Stakeholders Still Seeking Transparency from ISO-NE, NEPOOL
ISO-NE
Stakeholders told the ISO-NE Consumer Liaison Group that the RTO and NEPOOL still need greater transparency and changes to governance.

Speaking on a panel at the quarterly meeting of ISO-NE’s Consumer Liaison Group on Thursday, the always outspoken Tyson Slocum, director of Public Citizen’s energy and climate program, did not mince words.

For more than 20 years, ISO-NE and NEPOOL have “essentially privatized public policymaking as private entities” through their respective administrations of the New England electric grid and stakeholder process, Slocum said. “There is inadequate transparency and accountability in these institutions that don’t reflect the public interest nature of what they’re doing.”

The Consumer Liaison Group holds open public forums to help regional consumers understand what is happening at the RTO. Slocum told it that “sweeping” reforms are needed to improve transparency and accountability. Neither ISO-NE Board of Directors nor NEPOOL stakeholder meetings are open to the public.

Opening NEPOOL stakeholder meetings to the interested public, plus recording and transcribing them, would be a start. It should be followed by a responsive ISO-NE board and reorientation of the NEPOOL voting sectors to make it less than “totally utility centric.” Currently, stakeholders are broken into six weighted sectors: Generation, Transmission, Supplier, Alternative Resources, Publicly Owned Entity and End User.

“This has no realistic application to all of the people that are actually impacted by our electricity system,” Slocum said.

Echoing Slocum’s call for changes, Jolette Westbrook, director and senior attorney for energy markets and regulation at the Environmental Defense Fund, said there is one significant barrier for most people needed to be eliminated: the cost of participation. NEPOOL membership fees range from $500 for End Users to $5,000 for Generation, Transmission and Supplier members.

“I’m sorry, we just have to realize that what one entity can afford may not be affordable to others,” Westbrook said.

Rebecca Tepper, chief of the Energy and Telecommunications Division in the Massachusetts Attorney General’s Office, said that although ISO-NE’s budget comes from collecting fees from market participants and ratepayers, “nobody seems to question the fact that we’re spending millions of dollars to have the utilities participate in these proceedings and customers pay for that.”
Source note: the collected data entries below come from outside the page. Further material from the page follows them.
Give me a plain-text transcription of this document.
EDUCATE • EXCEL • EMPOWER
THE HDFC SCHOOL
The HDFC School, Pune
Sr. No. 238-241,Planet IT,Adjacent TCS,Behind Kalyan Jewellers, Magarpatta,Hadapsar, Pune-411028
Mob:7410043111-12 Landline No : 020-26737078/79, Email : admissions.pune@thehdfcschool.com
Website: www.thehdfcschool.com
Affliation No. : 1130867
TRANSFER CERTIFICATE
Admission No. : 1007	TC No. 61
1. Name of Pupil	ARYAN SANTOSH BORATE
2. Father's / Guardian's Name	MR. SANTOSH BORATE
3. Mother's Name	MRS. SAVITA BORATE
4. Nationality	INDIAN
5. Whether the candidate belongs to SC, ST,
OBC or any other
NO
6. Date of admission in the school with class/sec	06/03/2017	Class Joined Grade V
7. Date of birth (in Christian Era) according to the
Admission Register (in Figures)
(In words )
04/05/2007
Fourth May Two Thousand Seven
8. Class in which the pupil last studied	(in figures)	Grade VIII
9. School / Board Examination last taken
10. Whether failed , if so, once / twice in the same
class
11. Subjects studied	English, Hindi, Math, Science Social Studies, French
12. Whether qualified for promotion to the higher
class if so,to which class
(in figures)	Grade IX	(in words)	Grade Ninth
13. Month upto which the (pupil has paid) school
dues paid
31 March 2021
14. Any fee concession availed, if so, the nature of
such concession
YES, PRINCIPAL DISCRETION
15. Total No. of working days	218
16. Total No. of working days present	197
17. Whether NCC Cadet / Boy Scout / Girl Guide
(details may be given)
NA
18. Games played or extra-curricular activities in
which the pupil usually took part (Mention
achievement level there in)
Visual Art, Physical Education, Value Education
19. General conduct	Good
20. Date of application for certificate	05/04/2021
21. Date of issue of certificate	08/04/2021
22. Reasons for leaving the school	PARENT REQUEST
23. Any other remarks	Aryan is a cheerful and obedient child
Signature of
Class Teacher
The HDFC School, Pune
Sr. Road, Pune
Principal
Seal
Tepper noted that governance of ISO-NE was one of the areas that the New England States Committee on Electricity identified in its vision statement in October 2020. In the follow-up report to the region’s governors in June, NESCOE noted that the agendas of ISO-NE board meetings “indicate governance and transparency discussion; however, no process has been convened or proposal advanced” with the states.

“One of the three things that the states had requested is the one that has not made much progress, or at least not to the outside world,” Tepper said. “I think it would be good to see that move forward and have some real dialogue about how the governance process can be more accommodating to people.”

Slocum said that a multistate RTO like ISO-NE faces different governance challenges than single-state grid operators, like CAISO and NYISO. Still, there are lessons to learn, especially with appointments to the board. CAISO had a similar board structure to ISO-NE until the Western energy crisis spurred the California State Legislature to give the governor power to appoint or remove CAISO board members.

“It’s a little more challenging to replicate that in New England, but it’s important to state that [CAISO] is seen as an active partner with the state’s ambitious climate and clean energy goals,” Slocum said.

There is often conflict between New England states’ policy goals and ISO-NE. Slocum said the way to align them is to have a board that is “directly accountable to either the states or to the communities within [the RTO’s] footprint.”

“This theoretical model that the ISOs came up with in the late ’90s to have a dispassionate board that is supposed to be directly responsive to the needs of folks within the ISO footprint has failed,” Slocum said. “We need to have a different governance structure that that has direct lines of accountability because that failure and lack of accountability is what’s driving most of the problems.”